PolyBio Research Foundation and the Long COVID Research Consortium (LCRC) have made one thing perfectly clear. This is a structural, endovascular, and neuroimmune war. It is not a psychological crisis.
How Chronic SC2 dismantles the vascular system and the brain over a multi-year horizon:
Tissue Persistence & Hidden Viral Factories
The virus doesn't clear after the acute phase. Digital transcriptomics and deep tissue biopsies show that SC2 viral RNA (antisense ORF1ab RNA, which indicates active replication) and Spike protein persist in deep tissue reservoirs including the gut wall, bone marrow, and lymph nodes years after initial infection. This ongoing cellular presence acts like an active factory, keeping the immune system locked in an inflammatory loop that drops virons directly onto vascular tissue.
The Vascular Toll
Continuous immune activation hits the cardiovascular infrastructure.
Endothelial Injury:
Current clinical data demonstrates a profound microvascular endotheliopathy, where the delicate endothelial cells lining the body’s smallest blood vessels are systematically injured, inflamed, and degraded.

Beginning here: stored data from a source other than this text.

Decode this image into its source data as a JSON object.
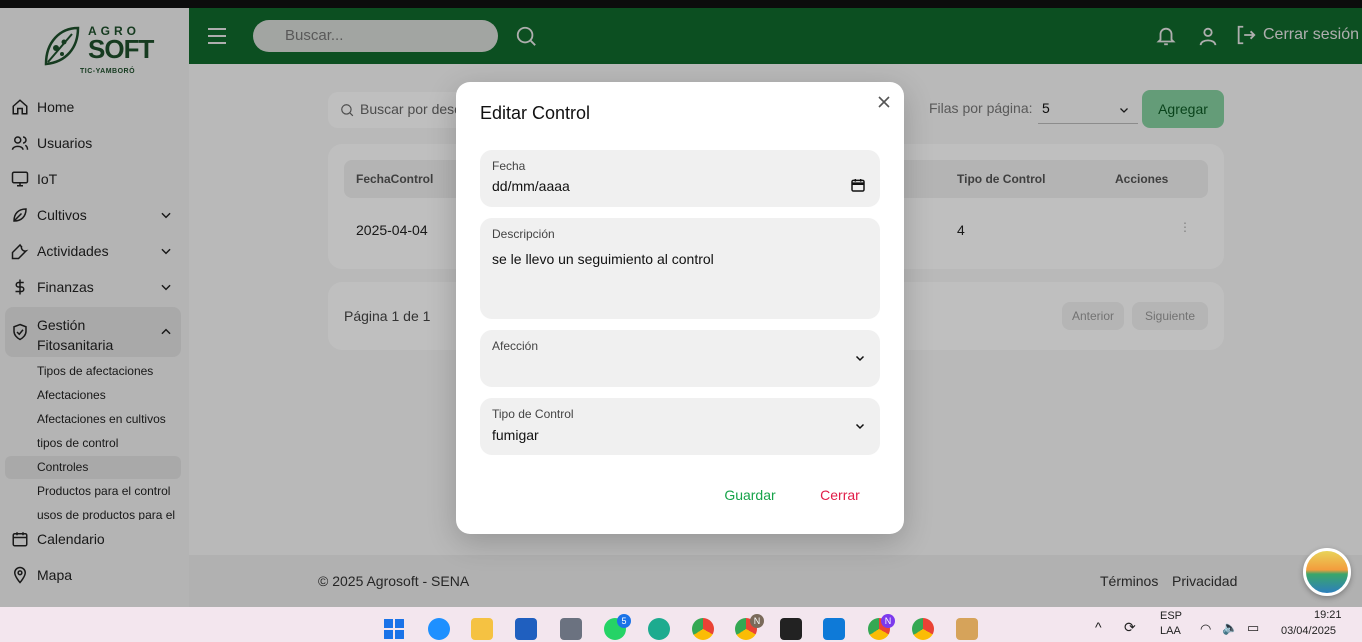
{
  "brand": {
    "name_top": "AGRO",
    "name_main": "SOFT",
    "tagline": "TIC-YAMBORÓ"
  },
  "header": {
    "search_placeholder": "Buscar...",
    "logout_label": "Cerrar sesión"
  },
  "sidebar": {
    "items": [
      {
        "label": "Home",
        "icon": "home-icon"
      },
      {
        "label": "Usuarios",
        "icon": "users-icon"
      },
      {
        "label": "IoT",
        "icon": "monitor-icon"
      },
      {
        "label": "Cultivos",
        "icon": "leaf-icon"
      },
      {
        "label": "Actividades",
        "icon": "wrench-icon"
      },
      {
        "label": "Finanzas",
        "icon": "dollar-icon"
      },
      {
        "label": "Gestión Fitosanitaria",
        "icon": "shield-icon"
      },
      {
        "label": "Calendario",
        "icon": "calendar-icon"
      },
      {
        "label": "Mapa",
        "icon": "map-pin-icon"
      }
    ],
    "sub_items": [
      "Tipos de afectaciones",
      "Afectaciones",
      "Afectaciones en cultivos",
      "tipos de control",
      "Controles",
      "Productos para el control",
      "usos de productos para el"
    ]
  },
  "toolbar": {
    "filter_placeholder": "Buscar por desc",
    "rows_label": "Filas por página:",
    "rows_value": "5",
    "add_label": "Agregar"
  },
  "table": {
    "headers": [
      "FechaControl",
      "Tipo de Control",
      "Acciones"
    ],
    "rows": [
      {
        "fecha": "2025-04-04",
        "tipo": "4"
      }
    ]
  },
  "pagination": {
    "text": "Página 1 de 1",
    "prev": "Anterior",
    "next": "Siguiente"
  },
  "footer": {
    "copyright": "© 2025 Agrosoft - SENA",
    "terms": "Términos",
    "privacy": "Privacidad"
  },
  "modal": {
    "title": "Editar Control",
    "fecha_label": "Fecha",
    "fecha_value": "dd/mm/aaaa",
    "descripcion_label": "Descripción",
    "descripcion_value": "se le llevo un seguimiento al control",
    "afeccion_label": "Afección",
    "afeccion_value": "",
    "tipo_label": "Tipo de Control",
    "tipo_value": "fumigar",
    "save_label": "Guardar",
    "cancel_label": "Cerrar"
  },
  "taskbar": {
    "whatsapp_badge": "5",
    "chrome_badge_1": "N",
    "chrome_badge_2": "N",
    "lang_top": "ESP",
    "lang_bottom": "LAA",
    "time": "19:21",
    "date": "03/04/2025"
  }
}
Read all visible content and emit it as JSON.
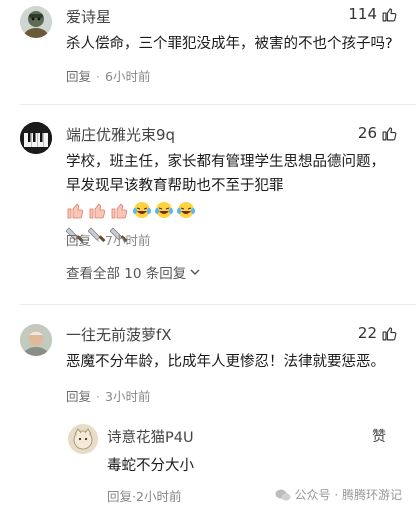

Fibrin-Amyloid Microclots:
PolyBio's work with scientists like Dr. Resia Pretorius has mapped the widespread presence of anomalous fibrin-amyloid microclots and infected activated platelets. These dense, breakdown-resistant clots physically choke the microcapillaries, cutting off oxygen delivery to deep tissues and causing widespread cellular hypoxia.
NETs:
Innate immune cells (neutrophils) are hyper-activated, spitting out webs of DNA (NETs) that further clog the vascular highway and drive tissue degradation.
The Brain Attack: Perfusion & Leaky Barriers
When the microvascular highway is choked, the brain pays the price.
Hypoxia & Reduced Flow:
Studies confirm significantly reduced cerebral and microvascular blood flow. The brain is quite literally gasping for oxygen because clogged, narrowed capillaries cannot deliver adequate perfusion.
Blood-Brain Barrier Collapse:
Endovascular inflammation breaks down the tight junctions of the BBB. When the protective wall leaks, peripheral cytokines and inflammatory debris bleed directly into the central nervous system.
Neuroinflammatory Steady State:
Advanced neuroimaging (such as dual PET-MRI imaging by PolyBio-supported researchers like Dr. Michael VanElzakker) reveals active, neuroinflammation. Neural-derived exosomes show markers of severe astrocyte turnover. The brain is forced into a hyper-reactive inflammatory steady state, triggering profound cognitive deficits, verbal fluency drops, and severe dysautonomia.
🛑 Psychology Full Stop
When a patient has a leaky blood-brain barrier, amyloid microclots choking their capillaries, vascular compressions, and active virus in tissues, psychiatry and psychology are the wrong medical disciplines.
A psychologist cannot talk a fibrin-amyloid microclot out of a capillary.
Cognitive behavioral therapy cannot repair an injured endothelial lining or stop a viral reservoir in the bone marrow from churning out toxic proteins. Mindset tools for patients suffering from cerebral hypoperfusion and tissue hypoxia is a severe failure of basic clinical logic.
Reframing a measurable, multi-systemic vascular firestorm as an issue of identity is an act of clinical avoidance. Patients do not need coping to accept their own cellular disintegration. They need hematologists, vascular surgeons, immunologists, and targeted meds. The debate over semantics is over, the era of hard vascular mapping is here.